Temps de lecture: 7 min

Dès les premiers foyers de Monkeypox en zones non endémiques courant mai 2022, une réalité épidémiologique a émergé: le virus touchait spécifiquement la communauté LGBT+, tout particulièrement les hommes gays, relativement jeunes et ayant des partenaires multiples. Et cette réalité s'est par la suite confirmée.

Dans son point du 16 août 2022, Santé publique France détaille –ce détail n'est plus réalisé dans les points suivants: «Parmi les cas investigués, 74 sont immunodéprimés (5,1% des cas ayant répondu); 385 sont séropositifs au VIH (soit 25% des cas connaissant leur statut VIH). Chez les cas non porteurs du VIH, 701 sont sous prophylaxie pré-exposition ou PrEP (soit 64% des cas non porteurs du VIH ayant répondu à la question). À ce jour, en France, 95% des cas pour lesquels l'orientation sexuelle est renseignée sont survenus chez des hommes ayant des relations sexuelles avec des hommes (HSH).
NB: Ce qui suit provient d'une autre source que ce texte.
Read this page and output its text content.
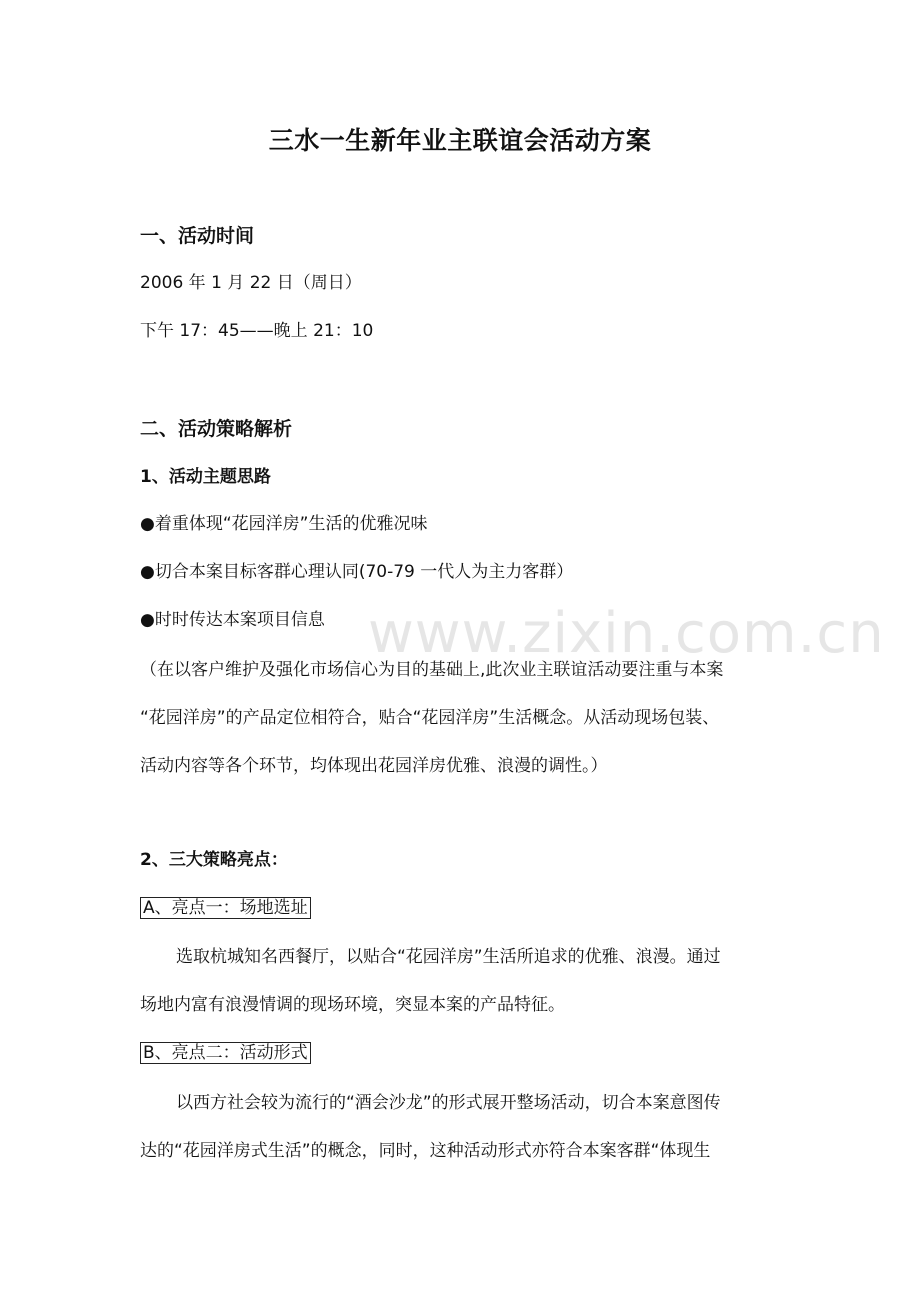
www.zixin.com.cn
三水一生新年业主联谊会活动方案
一、活动时间
2006 年 1 月 22 日（周日）
下午 17：45——晚上 21：10
二、活动策略解析
1、活动主题思路
●着重体现“花园洋房”生活的优雅况味
●切合本案目标客群心理认同(70-79 一代人为主力客群）
●时时传达本案项目信息
（在以客户维护及强化市场信心为目的基础上,此次业主联谊活动要注重与本案
“花园洋房”的产品定位相符合，贴合“花园洋房”生活概念。从活动现场包装、
活动内容等各个环节，均体现出花园洋房优雅、浪漫的调性。）
2、三大策略亮点：
A、亮点一：场地选址
选取杭城知名西餐厅，以贴合“花园洋房”生活所追求的优雅、浪漫。通过
场地内富有浪漫情调的现场环境，突显本案的产品特征。
B、亮点二：活动形式
以西方社会较为流行的“酒会沙龙”的形式展开整场活动，切合本案意图传
达的“花园洋房式生活”的概念，同时，这种活动形式亦符合本案客群“体现生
Parmi les cas pour lesquels l'information est disponible, 71% déclarent avoir eu au moins 2 partenaires sexuels dans les 3 semaines avant l'apparition des symptômes.»

Par ses pratiques sexuelles et ses modes de socialisation, une partie de la communauté gay s'est retrouvée particulièrement exposée à une épidémie qui a commencé à se développer en son sein lors de manifestations estivales et à un virus qui se comporte vraisemblablement comme une IST. En effet, s'il ne se transmet pas ou pas uniquement par le sperme, il se transmet lors de contacts très rapprochés en situation de peau à peau, et donc tout particulièrement lors de relations sexuelles.
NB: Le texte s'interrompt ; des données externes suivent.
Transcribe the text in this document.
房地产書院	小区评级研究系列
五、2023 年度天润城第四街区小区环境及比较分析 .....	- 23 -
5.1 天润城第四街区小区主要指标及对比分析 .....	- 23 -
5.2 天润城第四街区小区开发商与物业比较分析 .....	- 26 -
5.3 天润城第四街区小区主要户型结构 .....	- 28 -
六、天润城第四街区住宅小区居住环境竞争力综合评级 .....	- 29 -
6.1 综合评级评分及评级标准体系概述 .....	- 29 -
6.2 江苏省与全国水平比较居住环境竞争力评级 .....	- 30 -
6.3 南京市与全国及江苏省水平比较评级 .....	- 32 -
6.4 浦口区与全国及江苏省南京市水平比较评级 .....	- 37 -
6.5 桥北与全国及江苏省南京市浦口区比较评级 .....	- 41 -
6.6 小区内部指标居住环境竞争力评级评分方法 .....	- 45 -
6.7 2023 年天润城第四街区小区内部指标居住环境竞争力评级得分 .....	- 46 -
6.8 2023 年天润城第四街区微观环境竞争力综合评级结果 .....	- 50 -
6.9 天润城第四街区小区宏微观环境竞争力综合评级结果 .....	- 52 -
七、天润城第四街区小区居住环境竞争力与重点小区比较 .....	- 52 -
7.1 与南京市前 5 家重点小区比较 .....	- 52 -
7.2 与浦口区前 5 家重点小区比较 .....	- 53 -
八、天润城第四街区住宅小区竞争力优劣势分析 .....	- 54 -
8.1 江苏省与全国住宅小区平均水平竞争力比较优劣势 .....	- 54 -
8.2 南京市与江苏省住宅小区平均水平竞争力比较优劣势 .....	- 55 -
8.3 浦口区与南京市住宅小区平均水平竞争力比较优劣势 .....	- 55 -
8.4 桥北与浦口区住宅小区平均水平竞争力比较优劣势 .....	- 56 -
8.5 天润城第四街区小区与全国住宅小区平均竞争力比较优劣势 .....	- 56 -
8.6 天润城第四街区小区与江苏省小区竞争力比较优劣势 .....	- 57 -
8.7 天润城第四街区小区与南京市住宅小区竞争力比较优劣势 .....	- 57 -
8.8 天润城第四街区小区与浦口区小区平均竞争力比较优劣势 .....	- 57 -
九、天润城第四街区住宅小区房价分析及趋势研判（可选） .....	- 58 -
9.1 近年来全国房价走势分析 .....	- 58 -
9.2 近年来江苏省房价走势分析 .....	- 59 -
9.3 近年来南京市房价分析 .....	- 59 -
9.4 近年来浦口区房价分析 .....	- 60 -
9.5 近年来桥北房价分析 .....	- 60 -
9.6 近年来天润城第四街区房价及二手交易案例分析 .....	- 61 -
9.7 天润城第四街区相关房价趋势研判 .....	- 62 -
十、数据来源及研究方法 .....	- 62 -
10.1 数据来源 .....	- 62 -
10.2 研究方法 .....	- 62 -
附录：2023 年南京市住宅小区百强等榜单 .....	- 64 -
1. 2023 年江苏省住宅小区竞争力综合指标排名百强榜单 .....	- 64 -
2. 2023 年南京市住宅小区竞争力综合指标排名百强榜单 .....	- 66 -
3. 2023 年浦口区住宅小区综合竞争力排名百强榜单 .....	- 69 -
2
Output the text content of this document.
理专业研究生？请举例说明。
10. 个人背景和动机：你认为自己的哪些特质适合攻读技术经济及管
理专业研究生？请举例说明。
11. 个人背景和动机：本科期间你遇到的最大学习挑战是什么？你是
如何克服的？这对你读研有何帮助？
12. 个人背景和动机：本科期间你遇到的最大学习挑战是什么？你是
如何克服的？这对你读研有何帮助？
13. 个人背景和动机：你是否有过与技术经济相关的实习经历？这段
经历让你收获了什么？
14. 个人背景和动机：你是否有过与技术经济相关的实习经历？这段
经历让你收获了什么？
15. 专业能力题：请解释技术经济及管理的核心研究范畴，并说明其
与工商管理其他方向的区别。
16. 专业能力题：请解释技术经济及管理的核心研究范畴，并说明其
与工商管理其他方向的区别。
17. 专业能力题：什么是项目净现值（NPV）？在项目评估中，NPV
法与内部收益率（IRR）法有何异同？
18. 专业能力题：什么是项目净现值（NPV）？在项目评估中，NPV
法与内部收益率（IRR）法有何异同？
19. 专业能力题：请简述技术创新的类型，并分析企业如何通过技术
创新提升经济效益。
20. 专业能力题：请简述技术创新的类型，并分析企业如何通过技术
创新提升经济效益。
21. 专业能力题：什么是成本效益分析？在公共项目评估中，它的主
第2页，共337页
Héritage des luttes passées

Aujourd'hui, si le nombre de personnes contaminées tend à se stabiliser et si l'épidémie ne s'est pas propagée largement à d'autres segments de la population, c'est vraisemblablement que la communauté gay a su réagir vite, en palliant l'attentisme du gouvernement et ses carences en termes de communication ainsi que les écueils de certains médias généralistes qui ont peu et/ou mal traité le sujet, tant par crainte de stigmatisation et de maladresse que part désintérêt en plein cœur de l'été.

Dès la fin mai, les associations communautaires et historiques de lutte contre le VIH, notamment, sont montées au créneau pour recueillir des informations sur ce virus et ses modes de transmission et communiquer. Fin juin, Act Up a ainsi publié un article d'explications et de recommandations autour du Monkeypox et n'a pas cessé de partager des articles auprès de ses adhérents abonnés à sa mailing list.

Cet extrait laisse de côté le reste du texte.